Difference Between Apache Hadoop and Apache Storm
Apache Hadoop: It is a collection of open-source software utilities that facilitate using a network of many computers to solve problems involving massive amounts of data and computation. It provides a software framework for distributed storage and processing of big data using the MapReduce programming model.
Apache Storm: It is a distributed stream processing computation framework written predominantly in the Clojure programming language. Originally created by Nathan Marz and the team at BackType, the project was open-sourced after being acquired by Twitter.

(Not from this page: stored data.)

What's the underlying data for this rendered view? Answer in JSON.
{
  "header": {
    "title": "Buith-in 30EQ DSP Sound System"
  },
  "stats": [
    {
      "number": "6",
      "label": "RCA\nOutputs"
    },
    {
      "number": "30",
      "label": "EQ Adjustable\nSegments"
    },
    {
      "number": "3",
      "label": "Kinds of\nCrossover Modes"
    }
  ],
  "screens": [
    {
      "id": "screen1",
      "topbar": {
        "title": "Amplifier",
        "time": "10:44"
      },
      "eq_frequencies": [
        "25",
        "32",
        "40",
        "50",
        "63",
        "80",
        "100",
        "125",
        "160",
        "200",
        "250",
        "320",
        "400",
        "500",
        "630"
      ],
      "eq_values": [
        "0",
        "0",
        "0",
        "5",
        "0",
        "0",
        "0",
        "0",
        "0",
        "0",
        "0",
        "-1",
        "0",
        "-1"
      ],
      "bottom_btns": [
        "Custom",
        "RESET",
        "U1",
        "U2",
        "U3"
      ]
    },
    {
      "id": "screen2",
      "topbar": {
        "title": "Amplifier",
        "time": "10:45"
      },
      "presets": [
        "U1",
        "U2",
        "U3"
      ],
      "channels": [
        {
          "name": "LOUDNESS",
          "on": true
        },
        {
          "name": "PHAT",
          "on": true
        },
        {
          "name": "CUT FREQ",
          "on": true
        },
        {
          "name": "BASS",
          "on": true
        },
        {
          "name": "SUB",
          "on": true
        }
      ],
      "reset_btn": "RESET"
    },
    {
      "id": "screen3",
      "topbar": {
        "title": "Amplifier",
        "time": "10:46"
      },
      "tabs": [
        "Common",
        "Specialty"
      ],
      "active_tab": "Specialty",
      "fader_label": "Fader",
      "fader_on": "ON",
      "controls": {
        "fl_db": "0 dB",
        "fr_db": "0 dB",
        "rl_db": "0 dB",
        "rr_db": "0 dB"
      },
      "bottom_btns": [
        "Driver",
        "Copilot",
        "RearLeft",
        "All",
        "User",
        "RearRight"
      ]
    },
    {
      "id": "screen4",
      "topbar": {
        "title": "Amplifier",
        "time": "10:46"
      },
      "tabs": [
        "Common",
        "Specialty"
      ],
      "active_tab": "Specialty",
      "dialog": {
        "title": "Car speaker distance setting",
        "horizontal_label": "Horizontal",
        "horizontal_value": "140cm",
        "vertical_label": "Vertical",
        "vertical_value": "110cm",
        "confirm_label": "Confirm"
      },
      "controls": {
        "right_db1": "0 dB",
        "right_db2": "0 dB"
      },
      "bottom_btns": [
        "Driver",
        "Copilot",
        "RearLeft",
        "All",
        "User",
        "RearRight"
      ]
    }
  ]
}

Below is a table of differences between Apache Hadoop and Apache Storm:
|Features||Apache Hadoop||Apache Storm|
|Processing||Distributed batch processing which uses MapReduce||Distributed real-time data processing which uses DAGs|
|Latency||High Latency i.e slow computation||Low Latency i.e fast computation|
|Written Language||Whole frame work is written in Java||Frame work is written in Clojure and Java|
|Streaming processing||It is State-ful streaming processing||It is State-less streaming processing|
|Setup||Easy to setup but operating cluster is hard||Easy to use|
|Data streaming||Data is dynamic and continuously streamed||Data is static and nonvolatile i.e data is persistence|
|Use cases||It is used in Twitter, Navisite, Wego etc||It is used in Black Box Data, Search Engine Data etc|
|Architecture||Hadoop comprises HDFS (used for data storage) and MapReduce (used for Computation) as architectural units.||Storm comprises streams, spouts, and bolts as their architectural units.|